Just weeks before the Trump administration placed sanctions on the Iranian Foreign Minister, Mohammad Javad Zarif, he was invited to meet with the president at the White House, New Yorker reported on Friday in a report by Robin Wright, a summary of which goes below.

Last month, amid a rapid-fire escalation in tensions between Washington and Tehran Zarif received an unexpected invitation to meet President Donald Trump in the Oval Office. The diplomatic overture was made by Senator Rand Paul, the Kentucky Republican, during a meeting with Zarif in New York on July 15th, according to American and Iranian sources and a well-informed diplomat.

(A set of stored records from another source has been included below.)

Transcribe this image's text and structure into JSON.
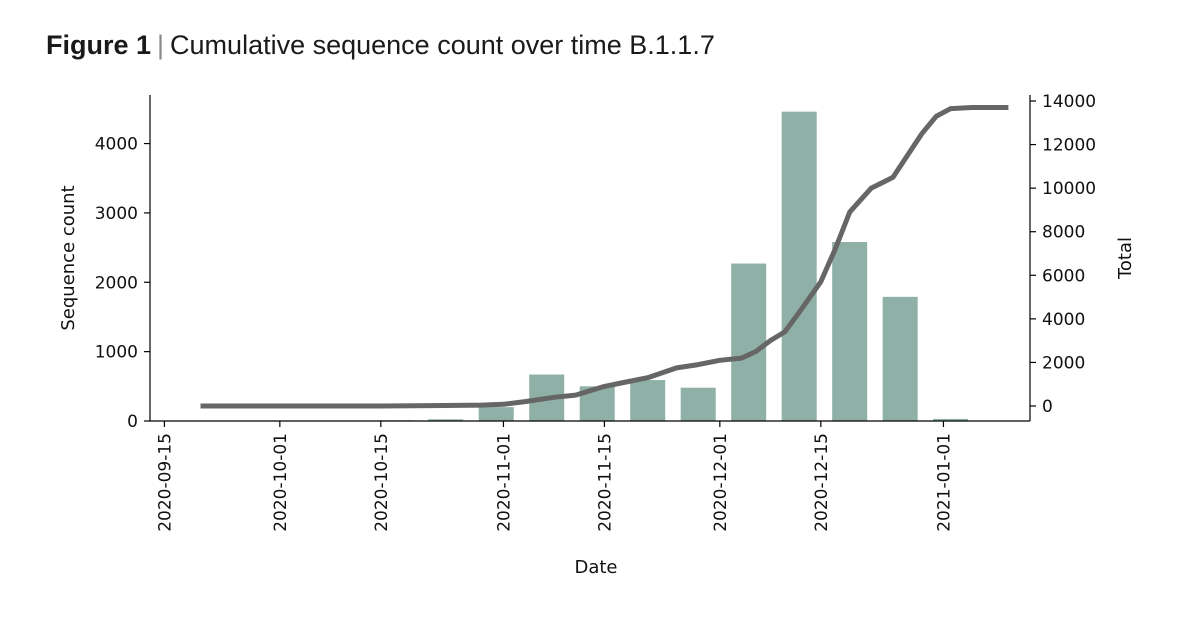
{
  "figure": {
    "label": "Figure 1",
    "separator": "|",
    "title": "Cumulative sequence count over time B.1.1.7"
  },
  "chart_data": {
    "type": "bar+line",
    "title": "Cumulative sequence count over time B.1.1.7",
    "xlabel": "Date",
    "ylabel_left": "Sequence count",
    "ylabel_right": "Total",
    "x_ticks": [
      "2020-09-15",
      "2020-10-01",
      "2020-10-15",
      "2020-11-01",
      "2020-11-15",
      "2020-12-01",
      "2020-12-15",
      "2021-01-01"
    ],
    "y_left_ticks": [
      0,
      1000,
      2000,
      3000,
      4000
    ],
    "y_right_ticks": [
      0,
      2000,
      4000,
      6000,
      8000,
      10000,
      12000,
      14000
    ],
    "y_left_lim": [
      0,
      4700
    ],
    "y_right_lim": [
      -700,
      14450
    ],
    "x_lim": [
      "2020-09-13",
      "2021-01-13"
    ],
    "bar_color": "#8fb0a7",
    "line_color": "#666666",
    "bars": {
      "name": "Sequence count",
      "x": [
        "2020-10-17",
        "2020-10-24",
        "2020-10-31",
        "2020-11-07",
        "2020-11-14",
        "2020-11-21",
        "2020-11-28",
        "2020-12-05",
        "2020-12-12",
        "2020-12-19",
        "2020-12-26",
        "2021-01-02"
      ],
      "values": [
        10,
        25,
        200,
        670,
        500,
        590,
        480,
        2270,
        4460,
        2580,
        1790,
        30
      ]
    },
    "line": {
      "name": "Total",
      "x": [
        "2020-09-20",
        "2020-10-01",
        "2020-10-15",
        "2020-10-22",
        "2020-10-29",
        "2020-11-01",
        "2020-11-04",
        "2020-11-08",
        "2020-11-11",
        "2020-11-15",
        "2020-11-18",
        "2020-11-21",
        "2020-11-25",
        "2020-11-28",
        "2020-12-01",
        "2020-12-04",
        "2020-12-06",
        "2020-12-08",
        "2020-12-10",
        "2020-12-12",
        "2020-12-15",
        "2020-12-17",
        "2020-12-19",
        "2020-12-22",
        "2020-12-25",
        "2020-12-27",
        "2020-12-29",
        "2020-12-31",
        "2021-01-02",
        "2021-01-05",
        "2021-01-10"
      ],
      "values": [
        0,
        0,
        0,
        20,
        40,
        80,
        200,
        400,
        500,
        900,
        1100,
        1300,
        1750,
        1900,
        2100,
        2200,
        2500,
        3000,
        3400,
        4300,
        5700,
        7200,
        8900,
        10000,
        10500,
        11500,
        12500,
        13300,
        13650,
        13700,
        13700
      ]
    }
  }
}
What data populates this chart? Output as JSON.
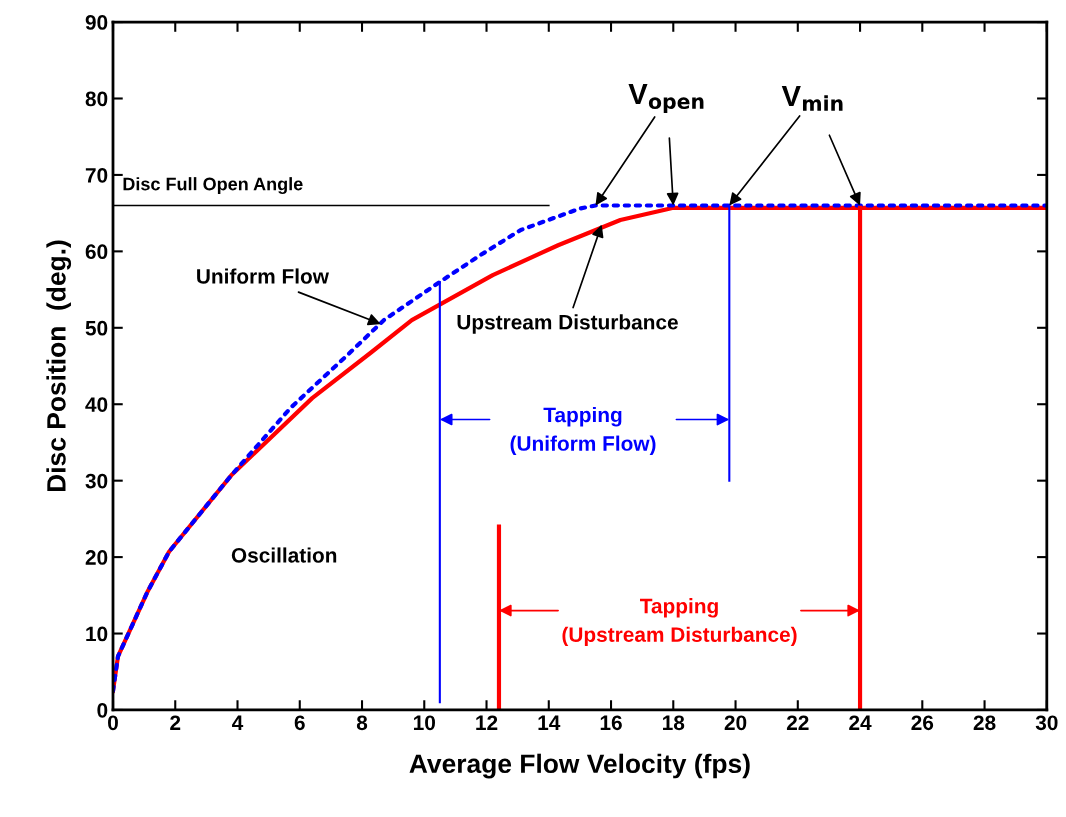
{
  "chart_data": {
    "type": "line",
    "xlabel": "Average Flow Velocity (fps)",
    "ylabel": "Disc Position  (deg.)",
    "xlim": [
      0,
      30
    ],
    "xticks": [
      0,
      2,
      4,
      6,
      8,
      10,
      12,
      14,
      16,
      18,
      20,
      22,
      24,
      26,
      28,
      30
    ],
    "ylim": [
      0,
      90
    ],
    "yticks": [
      0,
      10,
      20,
      30,
      40,
      50,
      60,
      70,
      80,
      90
    ],
    "grid": false,
    "marker": "none",
    "series": [
      {
        "color": "#ff0000",
        "line_style": "solid",
        "x": [
          0,
          0.16,
          1.1,
          1.8,
          3.8,
          6.4,
          8.3,
          9.6,
          12.2,
          14.3,
          16.3,
          17.8,
          18,
          30
        ],
        "values": [
          2.5,
          7,
          15.4,
          20.7,
          30.7,
          40.8,
          46.8,
          51,
          56.9,
          60.8,
          64.1,
          65.5,
          65.7,
          65.7
        ]
      },
      {
        "color": "#0000ff",
        "line_style": "dotted",
        "x": [
          0,
          0.16,
          1.1,
          1.8,
          3.8,
          5.7,
          7.6,
          8.7,
          10.5,
          11.8,
          13.1,
          15,
          15.5,
          30
        ],
        "values": [
          2.5,
          7,
          15.4,
          20.7,
          30.7,
          39.5,
          46.7,
          51,
          56,
          59.5,
          62.8,
          65.6,
          66,
          66
        ]
      },
      {
        "name": "Disc Full Open Angle",
        "color": "#000000",
        "line_style": "solid",
        "x": [
          0,
          14
        ],
        "values": [
          66,
          66
        ]
      },
      {
        "color": "#0000ff",
        "line_style": "solid",
        "x": [
          10.5,
          10.5
        ],
        "values": [
          1,
          56
        ]
      },
      {
        "color": "#0000ff",
        "line_style": "solid",
        "x": [
          19.8,
          19.8
        ],
        "values": [
          30,
          66
        ]
      },
      {
        "color": "#ff0000",
        "line_style": "solid",
        "x": [
          12.4,
          12.4
        ],
        "values": [
          0,
          24
        ]
      },
      {
        "color": "#ff0000",
        "line_style": "solid",
        "x": [
          24,
          24
        ],
        "values": [
          0,
          65.7
        ]
      }
    ],
    "annotations": [
      {
        "text": "V$_{open}$",
        "x": 18,
        "y": 66
      },
      {
        "text": "V$_{min}$",
        "x": 24,
        "y": 66
      },
      {
        "text": "Uniform Flow",
        "x": 8.6,
        "y": 50.5
      },
      {
        "text": "Upstream Disturbance",
        "x": 15.7,
        "y": 63.5
      },
      {
        "text": "Tapping\n(Uniform Flow)",
        "x": 10.5,
        "y": 38
      },
      {
        "text": "Tapping\n(Upstream Disturbance)",
        "x": 12.4,
        "y": 13
      },
      "Oscillation"
    ]
  }
}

With President Trump’s blessing, Paul had been working on the idea for several weeks, in consultation with the White House and the State Department. An intermediary had reached out to the Iranians on Paul’s behalf three weeks before Zarif was due in New York for meetings at the United Nations.

On July 15th, Paul and his senior adviser, Doug Stafford, met Zarif. This was Zarif’s first meeting with Paul, who is on the Senate Foreign Relations Committee.

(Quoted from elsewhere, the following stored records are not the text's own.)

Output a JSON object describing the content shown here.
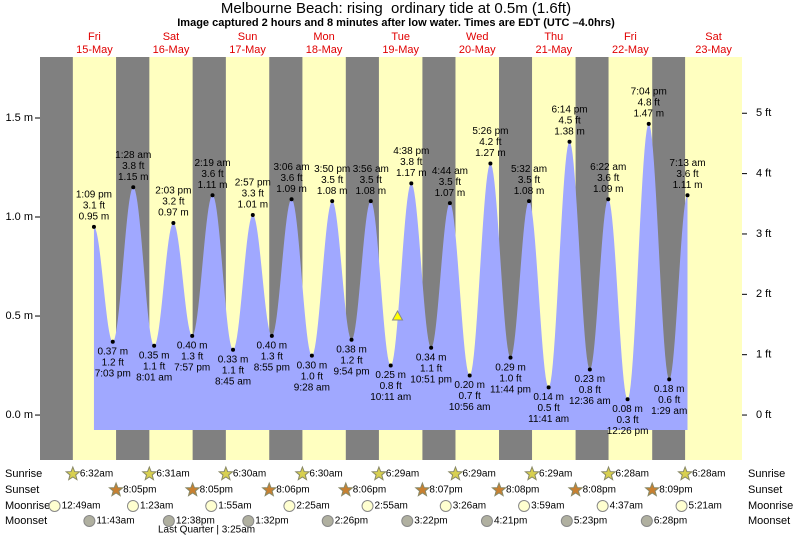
{
  "chart_data": {
    "type": "tide",
    "title": "Melbourne Beach: rising  ordinary tide at 0.5m (1.6ft)",
    "subtitle": "Image captured 2 hours and 8 minutes after low water. Times are EDT (UTC –4.0hrs)",
    "ylim": [
      -0.227,
      1.808
    ],
    "yticks": [
      {
        "value": 0,
        "label": "0.0 m"
      },
      {
        "value": 0.5,
        "label": "0.5 m"
      },
      {
        "value": 1,
        "label": "1.0 m"
      },
      {
        "value": 1.5,
        "label": "1.5 m"
      }
    ],
    "y2lim": [
      -0.745,
      5.932
    ],
    "y2ticks": [
      {
        "value": 0,
        "label": "0 ft"
      },
      {
        "value": 1,
        "label": "1 ft"
      },
      {
        "value": 2,
        "label": "2 ft"
      },
      {
        "value": 3,
        "label": "3 ft"
      },
      {
        "value": 4,
        "label": "4 ft"
      },
      {
        "value": 5,
        "label": "5 ft"
      }
    ],
    "marker": {
      "value": 0.5,
      "low_time": "10:11 am",
      "hours_after_low": 2,
      "minutes_after_low": 8
    },
    "row_labels": [
      "Sunrise",
      "Sunset",
      "Moonrise",
      "Moonset"
    ],
    "moon_phase": "Last Quarter | 3:25am",
    "days": [
      {
        "weekday": "Fri",
        "date": "15-May",
        "sunrise": "6:32am",
        "sunset": "8:05pm",
        "moonrise": "12:49am",
        "moonset": "11:43am",
        "tides": [
          {
            "time": "1:09 pm",
            "m": 0.95,
            "m_label": "0.95 m",
            "ft_label": "3.1 ft"
          },
          {
            "time": "7:03 pm",
            "m": 0.37,
            "m_label": "0.37 m",
            "ft_label": "1.2 ft"
          }
        ]
      },
      {
        "weekday": "Sat",
        "date": "16-May",
        "sunrise": "6:31am",
        "sunset": "8:05pm",
        "moonrise": "1:23am",
        "moonset": "12:38pm",
        "tides": [
          {
            "time": "1:28 am",
            "m": 1.15,
            "m_label": "1.15 m",
            "ft_label": "3.8 ft"
          },
          {
            "time": "8:01 am",
            "m": 0.35,
            "m_label": "0.35 m",
            "ft_label": "1.1 ft"
          },
          {
            "time": "2:03 pm",
            "m": 0.97,
            "m_label": "0.97 m",
            "ft_label": "3.2 ft"
          },
          {
            "time": "7:57 pm",
            "m": 0.4,
            "m_label": "0.40 m",
            "ft_label": "1.3 ft"
          }
        ]
      },
      {
        "weekday": "Sun",
        "date": "17-May",
        "sunrise": "6:30am",
        "sunset": "8:06pm",
        "moonrise": "1:55am",
        "moonset": "1:32pm",
        "tides": [
          {
            "time": "2:19 am",
            "m": 1.11,
            "m_label": "1.11 m",
            "ft_label": "3.6 ft"
          },
          {
            "time": "8:45 am",
            "m": 0.33,
            "m_label": "0.33 m",
            "ft_label": "1.1 ft"
          },
          {
            "time": "2:57 pm",
            "m": 1.01,
            "m_label": "1.01 m",
            "ft_label": "3.3 ft"
          },
          {
            "time": "8:55 pm",
            "m": 0.4,
            "m_label": "0.40 m",
            "ft_label": "1.3 ft"
          }
        ]
      },
      {
        "weekday": "Mon",
        "date": "18-May",
        "sunrise": "6:30am",
        "sunset": "8:06pm",
        "moonrise": "2:25am",
        "moonset": "2:26pm",
        "tides": [
          {
            "time": "3:06 am",
            "m": 1.09,
            "m_label": "1.09 m",
            "ft_label": "3.6 ft"
          },
          {
            "time": "9:28 am",
            "m": 0.3,
            "m_label": "0.30 m",
            "ft_label": "1.0 ft"
          },
          {
            "time": "3:50 pm",
            "m": 1.08,
            "m_label": "1.08 m",
            "ft_label": "3.5 ft"
          },
          {
            "time": "9:54 pm",
            "m": 0.38,
            "m_label": "0.38 m",
            "ft_label": "1.2 ft"
          }
        ]
      },
      {
        "weekday": "Tue",
        "date": "19-May",
        "sunrise": "6:29am",
        "sunset": "8:07pm",
        "moonrise": "2:55am",
        "moonset": "3:22pm",
        "tides": [
          {
            "time": "3:56 am",
            "m": 1.08,
            "m_label": "1.08 m",
            "ft_label": "3.5 ft"
          },
          {
            "time": "10:11 am",
            "m": 0.25,
            "m_label": "0.25 m",
            "ft_label": "0.8 ft"
          },
          {
            "time": "4:38 pm",
            "m": 1.17,
            "m_label": "1.17 m",
            "ft_label": "3.8 ft"
          },
          {
            "time": "10:51 pm",
            "m": 0.34,
            "m_label": "0.34 m",
            "ft_label": "1.1 ft"
          }
        ]
      },
      {
        "weekday": "Wed",
        "date": "20-May",
        "sunrise": "6:29am",
        "sunset": "8:08pm",
        "moonrise": "3:26am",
        "moonset": "4:21pm",
        "tides": [
          {
            "time": "4:44 am",
            "m": 1.07,
            "m_label": "1.07 m",
            "ft_label": "3.5 ft"
          },
          {
            "time": "10:56 am",
            "m": 0.2,
            "m_label": "0.20 m",
            "ft_label": "0.7 ft"
          },
          {
            "time": "5:26 pm",
            "m": 1.27,
            "m_label": "1.27 m",
            "ft_label": "4.2 ft"
          },
          {
            "time": "11:44 pm",
            "m": 0.29,
            "m_label": "0.29 m",
            "ft_label": "1.0 ft"
          }
        ]
      },
      {
        "weekday": "Thu",
        "date": "21-May",
        "sunrise": "6:29am",
        "sunset": "8:08pm",
        "moonrise": "3:59am",
        "moonset": "5:23pm",
        "tides": [
          {
            "time": "5:32 am",
            "m": 1.08,
            "m_label": "1.08 m",
            "ft_label": "3.5 ft"
          },
          {
            "time": "11:41 am",
            "m": 0.14,
            "m_label": "0.14 m",
            "ft_label": "0.5 ft"
          },
          {
            "time": "6:14 pm",
            "m": 1.38,
            "m_label": "1.38 m",
            "ft_label": "4.5 ft"
          }
        ]
      },
      {
        "weekday": "Fri",
        "date": "22-May",
        "sunrise": "6:28am",
        "sunset": "8:09pm",
        "moonrise": "4:37am",
        "moonset": "6:28pm",
        "tides": [
          {
            "time": "12:36 am",
            "m": 0.23,
            "m_label": "0.23 m",
            "ft_label": "0.8 ft"
          },
          {
            "time": "6:22 am",
            "m": 1.09,
            "m_label": "1.09 m",
            "ft_label": "3.6 ft"
          },
          {
            "time": "12:26 pm",
            "m": 0.08,
            "m_label": "0.08 m",
            "ft_label": "0.3 ft"
          },
          {
            "time": "7:04 pm",
            "m": 1.47,
            "m_label": "1.47 m",
            "ft_label": "4.8 ft"
          }
        ]
      },
      {
        "weekday": "Sat",
        "date": "23-May",
        "sunrise": "6:28am",
        "moonrise": "5:21am",
        "tides": [
          {
            "time": "1:29 am",
            "m": 0.18,
            "m_label": "0.18 m",
            "ft_label": "0.6 ft"
          },
          {
            "time": "7:13 am",
            "m": 1.11,
            "m_label": "1.11 m",
            "ft_label": "3.6 ft"
          }
        ]
      }
    ]
  }
}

The two men initially talked about long-standing issues, notably Tehran’s nuclear program, and also recent flare-ups in the Persian Gulf, according to the sources. 

During an hour-long conversation, Zarif offered Paul ideas about how to end the nuclear impasse. He later outlined some of them to our group of journalists and subsequently in more detail to me. “As a diplomat, I have to always think about alternatives,” he told us. Among them was the idea that the Iranian Parliament could codify, in law, a fatwa issued by Iran’s Supreme Leader, originally in 2003 and again in 2010, that forbids the production or use of nuclear weapons. 

But, if Trump wanted more, he would also have to offer more, Zarif suggested. Another possibility was moving forward one of the later steps of the nuclear deal brokered between Iran and the world’s six major powers in 2015—the accord that Trump abandoned in May, 2018. Zarif said that Iran could bring forward ratification of the so-called Additional Protocol, which is currently due to be implemented by 2023—potentially this year. The protocol allows more intrusive international inspections—on both declared and undeclared nuclear sites in member states—in perpetuity. In exchange, Zarif suggested, Trump could go to Congress to lift sanctions on Iran, as originally provided under the 2015 nuclear deal but not ratified in legislation. Both sides would then feel more secure in the commitments sought in the original deal.

Paul proposed that the Iranian diplomat lay out the same ideas to Trump in person. The president, Paul said, had authorized him to extend an invitation to meet in the Oval Office as early as that week, the U.S., Iranian, and diplomatic sources told me. 

Zarif told Paul that the decision to meet Trump in the Oval Office was not his to make; he would have to consult with Tehran. He expressed concern that any meeting might end up as little more than a photo op, without substance, the sources told me.